Специалист компании NewSky Security и известный эксперт в области IoT-безопасности Анкит Анубхав (Ankit Anubhav) рассказал о забавном проколе неизвестных хакеров. Он обнаружил, что операторы двух IoT-ботнетов используют учетные данные root/root для доступа к своим управляющим серверам.

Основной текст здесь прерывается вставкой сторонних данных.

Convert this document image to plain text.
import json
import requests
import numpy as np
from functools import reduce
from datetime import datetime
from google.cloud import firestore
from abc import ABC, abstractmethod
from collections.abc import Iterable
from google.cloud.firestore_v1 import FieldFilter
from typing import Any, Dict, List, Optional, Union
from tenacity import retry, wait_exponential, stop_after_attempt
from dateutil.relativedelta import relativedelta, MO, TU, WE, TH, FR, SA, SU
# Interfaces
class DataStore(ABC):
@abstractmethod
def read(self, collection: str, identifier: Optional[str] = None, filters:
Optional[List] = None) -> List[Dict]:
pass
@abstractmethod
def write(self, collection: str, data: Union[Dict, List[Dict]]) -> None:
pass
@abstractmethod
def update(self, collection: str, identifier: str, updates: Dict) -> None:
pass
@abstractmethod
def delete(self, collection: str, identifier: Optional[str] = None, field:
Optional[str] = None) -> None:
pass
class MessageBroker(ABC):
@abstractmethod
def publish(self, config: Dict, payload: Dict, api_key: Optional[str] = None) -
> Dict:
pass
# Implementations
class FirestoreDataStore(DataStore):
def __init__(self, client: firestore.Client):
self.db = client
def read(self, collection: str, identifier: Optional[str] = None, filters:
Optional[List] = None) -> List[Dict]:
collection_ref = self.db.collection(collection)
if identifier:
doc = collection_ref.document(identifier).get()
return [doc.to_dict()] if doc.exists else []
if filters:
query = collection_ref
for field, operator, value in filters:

In an irony of epic proportions, we observed that an IoT #botnet variant, #Owari, which relies on default/weak credentials to hack IoT devices was itself using default credentials in its cnc server, allowing read/write access to the hacker's database.https://t.co/GYcjQFGI8a pic.twitter.com/DyQL9UmGcX

— Ankit Anubhav (@ankit_anubhav) June 4, 2018

Исследователь пишет, что операторы некоторых из версий ботнета Owari, который построен на базе известного вредоноса Mirai и атакует IoT-устройства с учетными данными по умолчанию, ничему не научились у своих жертв. К примеру, владельцы одного ботнета разместили свой управляющий сервер по адресу 80[.]211[.]232[.]43. Там специалисты без труда обнаружили открытый порт 3600, по умолчанию используемый MySQL БД. Как оказалось, в качестве логина и пароля для БД атакующие выбрали банальное сочетание root/root.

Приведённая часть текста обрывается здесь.